BRUSSELS/WASHINGTON — European leaders will join Ukrainian President Volodymyr Zelensky in Washington on Monday for high-stakes talks with U.S. President Donald Trump, as Western allies weigh how to end Russia’s invasion amid sharp divisions over potential territorial concessions.
The meeting follows Trump’s summit with Russian President Vladimir Putin in Alaska on Friday, which failed to produce the ceasefire that Washington had been pushing. Instead, Trump declared that he was now pursuing a broader peace deal, a shift that aligns more closely with Moscow’s stance than with Kyiv’s.
On Sunday, Trump posted on his Truth Social platform: “Big progress on Russia, stay tuned!” without elaborating. His envoy, businessman Steve Witkoff, told CNN that Trump and Putin had agreed in principle on providing Ukraine with “robust security guarantees” — a proposal hailed by European Commission chief Ursula von der Leyen but flatly rejected by Zelensky.
“What President Trump said about security guarantees is much more important to me than Putin’s thoughts, because Putin will not give any security guarantees,” Zelensky said in Brussels, where he appeared with von der Leyen. Later, he described the U.S. offer as “historic” in a social media post.
Von der Leyen welcomed the idea of U.S. guarantees modeled on NATO’s Article 5 mutual defense clause, while stressing that the European Union stood ready to “do its share.” French President Emmanuel Macron, meanwhile, said leaders would press Washington in Monday’s talks to clarify the scope of its commitments.
The “coalition of the willing” heading to Washington includes Macron, von der Leyen, British Prime Minister Keir Starmer, German Chancellor Friedrich Merz, NATO Secretary General Mark Rutte, Italian Prime Minister Giorgia Meloni, and Finnish President Alexander Stubb. The group held a preparatory video call Sunday.
U.S. Secretary of State Marco Rubio warned in a separate interview with NBC that Russia would face “consequences,” including possible new sanctions, if it spurned peace efforts.
Yet many European leaders remain uneasy about Trump’s outreach to Putin.

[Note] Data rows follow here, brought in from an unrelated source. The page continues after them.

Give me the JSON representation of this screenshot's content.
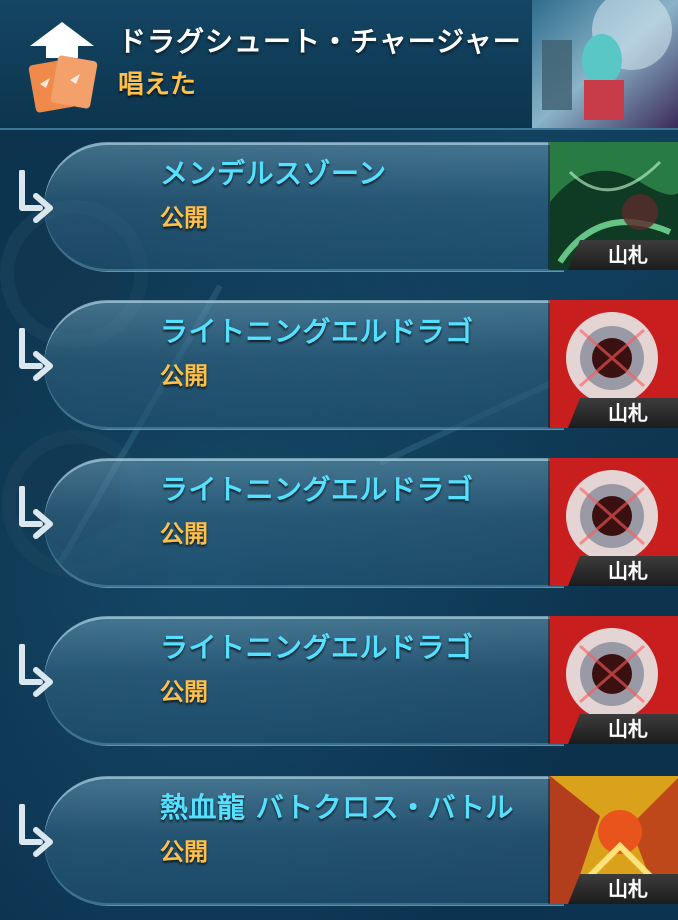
{
  "header": {
    "title": "ドラグシュート・チャージャー",
    "action": "唱えた",
    "icon": "cast-spell-cards-icon",
    "card_art": "card-art-dragshoot-charger"
  },
  "rows": [
    {
      "name": "メンデルスゾーン",
      "action": "公開",
      "zone": "山札",
      "icon": "reveal-arrow-icon",
      "card_art": "card-art-mendelssohn",
      "card_color": "#1f6b3a"
    },
    {
      "name": "ライトニングエルドラゴ",
      "action": "公開",
      "zone": "山札",
      "icon": "reveal-arrow-icon",
      "card_art": "card-art-lightning-eldrago",
      "card_color": "#c81e1e"
    },
    {
      "name": "ライトニングエルドラゴ",
      "action": "公開",
      "zone": "山札",
      "icon": "reveal-arrow-icon",
      "card_art": "card-art-lightning-eldrago",
      "card_color": "#c81e1e"
    },
    {
      "name": "ライトニングエルドラゴ",
      "action": "公開",
      "zone": "山札",
      "icon": "reveal-arrow-icon",
      "card_art": "card-art-lightning-eldrago",
      "card_color": "#c81e1e"
    },
    {
      "name": "熱血龍 バトクロス・バトル",
      "action": "公開",
      "zone": "山札",
      "icon": "reveal-arrow-icon",
      "card_art": "card-art-batcross-battle",
      "card_color": "#d9a21a"
    }
  ],
  "colors": {
    "card_name": "#54e0ff",
    "action_text": "#ffc04a",
    "title_text": "#ffffff"
  }
}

According to an official briefed on Trump’s calls with Zelensky and European leaders during his flight back from Alaska, the U.S. president voiced support for a Kremlin proposal under which Russia would assume full control of Donetsk and Luhansk in eastern Ukraine, while halting offensives in Kherson and Zaporizhzhia in the south.

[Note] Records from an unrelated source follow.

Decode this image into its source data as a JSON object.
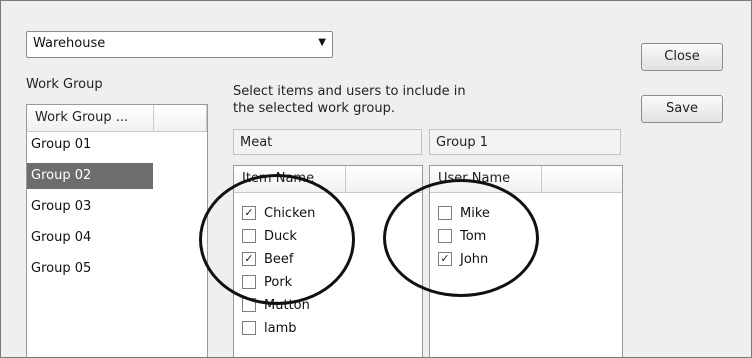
{
  "warehouse_select": {
    "value": "Warehouse"
  },
  "buttons": {
    "close": "Close",
    "save": "Save"
  },
  "work_group": {
    "label": "Work Group",
    "column_header": "Work Group ...",
    "items": [
      "Group 01",
      "Group 02",
      "Group 03",
      "Group 04",
      "Group 05"
    ],
    "selected_index": 1
  },
  "instructions": {
    "line1": "Select items and users to include in",
    "line2": "the selected work group."
  },
  "selected_category": "Meat",
  "selected_group": "Group 1",
  "items_list": {
    "header": "Item Name",
    "rows": [
      {
        "name": "Chicken",
        "checked": true
      },
      {
        "name": "Duck",
        "checked": false
      },
      {
        "name": "Beef",
        "checked": true
      },
      {
        "name": "Pork",
        "checked": false
      },
      {
        "name": "Mutton",
        "checked": false
      },
      {
        "name": "lamb",
        "checked": false
      }
    ]
  },
  "users_list": {
    "header": "User Name",
    "rows": [
      {
        "name": "Mike",
        "checked": false
      },
      {
        "name": "Tom",
        "checked": false
      },
      {
        "name": "John",
        "checked": true
      }
    ]
  },
  "icons": {
    "dropdown_arrow": "triangle-down",
    "check": "check-mark"
  }
}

“Putin de facto demands that Ukraine leave Donbas,” the official said, referring to the two eastern regions that Russia only partly controls but claimed to annex in 2022.
Zelensky has repeatedly rejected ceding territory, and on Sunday insisted that Moscow showed “no sign” of being willing to meet him and Trump in a three-way summit.
As leaders prepare for Monday’s talks, the fighting continues unabated: both Ukraine and Russia launched drone strikes against each other overnight, underscoring the widening gulf between battlefield realities and diplomatic maneuvering.